You know something funny? After that series, Beneteau started making the F series, and your boat was replaced by what was then the 45F5...beautifull opening transom scoop, most were recalled in the 1995's due to osmosis problems, and Beneteau gave the customers with "sick" boats a newer larger one to compensate...I wonder if they would do that now...I sailed a F5 in Malta for 3 days, nice boat, but that was the begining of the end.

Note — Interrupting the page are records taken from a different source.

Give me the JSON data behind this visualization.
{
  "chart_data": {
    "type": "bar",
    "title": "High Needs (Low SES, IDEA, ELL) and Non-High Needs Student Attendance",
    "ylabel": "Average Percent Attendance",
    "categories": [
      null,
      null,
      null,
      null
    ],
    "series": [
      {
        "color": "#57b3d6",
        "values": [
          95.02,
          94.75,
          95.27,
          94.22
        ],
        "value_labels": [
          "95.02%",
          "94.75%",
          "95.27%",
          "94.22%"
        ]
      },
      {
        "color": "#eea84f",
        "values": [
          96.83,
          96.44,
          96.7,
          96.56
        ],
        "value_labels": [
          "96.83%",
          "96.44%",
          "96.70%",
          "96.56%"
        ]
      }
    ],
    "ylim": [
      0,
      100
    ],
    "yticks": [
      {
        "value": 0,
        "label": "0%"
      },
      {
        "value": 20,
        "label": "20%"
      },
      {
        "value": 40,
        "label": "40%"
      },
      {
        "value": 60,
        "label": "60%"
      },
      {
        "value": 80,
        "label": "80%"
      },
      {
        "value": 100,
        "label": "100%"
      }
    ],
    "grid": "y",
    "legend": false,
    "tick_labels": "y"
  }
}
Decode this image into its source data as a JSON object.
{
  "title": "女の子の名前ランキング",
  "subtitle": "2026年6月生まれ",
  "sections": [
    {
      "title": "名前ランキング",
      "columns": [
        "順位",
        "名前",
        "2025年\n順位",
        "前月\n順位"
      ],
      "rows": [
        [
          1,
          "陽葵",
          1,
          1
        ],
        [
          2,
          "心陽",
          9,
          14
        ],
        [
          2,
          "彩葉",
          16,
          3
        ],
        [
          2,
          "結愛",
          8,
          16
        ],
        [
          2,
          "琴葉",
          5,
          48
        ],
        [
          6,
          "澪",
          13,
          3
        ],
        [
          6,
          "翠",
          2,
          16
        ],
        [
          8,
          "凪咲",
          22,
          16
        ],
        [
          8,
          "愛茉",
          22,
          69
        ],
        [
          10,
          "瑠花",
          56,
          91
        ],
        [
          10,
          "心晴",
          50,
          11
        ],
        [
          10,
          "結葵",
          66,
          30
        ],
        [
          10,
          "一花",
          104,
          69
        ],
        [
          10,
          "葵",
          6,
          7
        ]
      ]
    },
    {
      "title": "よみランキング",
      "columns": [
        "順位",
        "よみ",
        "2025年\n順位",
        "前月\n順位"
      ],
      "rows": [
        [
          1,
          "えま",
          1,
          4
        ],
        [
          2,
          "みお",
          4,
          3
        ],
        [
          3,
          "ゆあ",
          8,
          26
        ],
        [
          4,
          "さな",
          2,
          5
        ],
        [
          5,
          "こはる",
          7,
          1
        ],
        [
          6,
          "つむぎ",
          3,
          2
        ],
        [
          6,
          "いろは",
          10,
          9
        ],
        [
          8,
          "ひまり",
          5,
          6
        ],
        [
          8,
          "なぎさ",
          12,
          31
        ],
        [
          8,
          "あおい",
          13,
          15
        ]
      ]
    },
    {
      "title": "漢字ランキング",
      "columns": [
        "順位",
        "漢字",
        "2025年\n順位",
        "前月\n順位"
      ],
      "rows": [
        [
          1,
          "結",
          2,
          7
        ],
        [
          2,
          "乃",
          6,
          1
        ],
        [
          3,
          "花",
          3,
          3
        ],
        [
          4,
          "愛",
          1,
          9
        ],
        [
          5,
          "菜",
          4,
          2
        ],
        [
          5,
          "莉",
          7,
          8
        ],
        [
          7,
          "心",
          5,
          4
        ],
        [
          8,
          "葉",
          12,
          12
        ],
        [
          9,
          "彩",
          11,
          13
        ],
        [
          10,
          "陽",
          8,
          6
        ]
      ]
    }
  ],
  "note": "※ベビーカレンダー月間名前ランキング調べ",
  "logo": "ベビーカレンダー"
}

I see a lot of "sick" 45F5's for sale now...I wonder how many are the sick ones..


----------



## avazquez (Sep 8, 2006)

I dont know..but before even thinking about a Beneteau I looked at many boats, including C&C, Tartan, J boats, Newport, and many others. I was not looking for a Beneteau, actually I was trying to stay away from them until I began looking at the older ones. The first thing I noticed was the difference in how solid the decks of older B's felt. Until by pure coincidence I saw the Beneteau 456 and read a little about the design and how different it was from other Beneteaus so I ended up Buying this one. 

I guess when it comes to buying used boats the most important thing is how well it was kept. I saw several C&C's, Tartans and J Boats of the same era and even newer that were left to the mercy of the elements for way to long. Most of those brands are better built but years of neglect will really make a lot of damage.


----------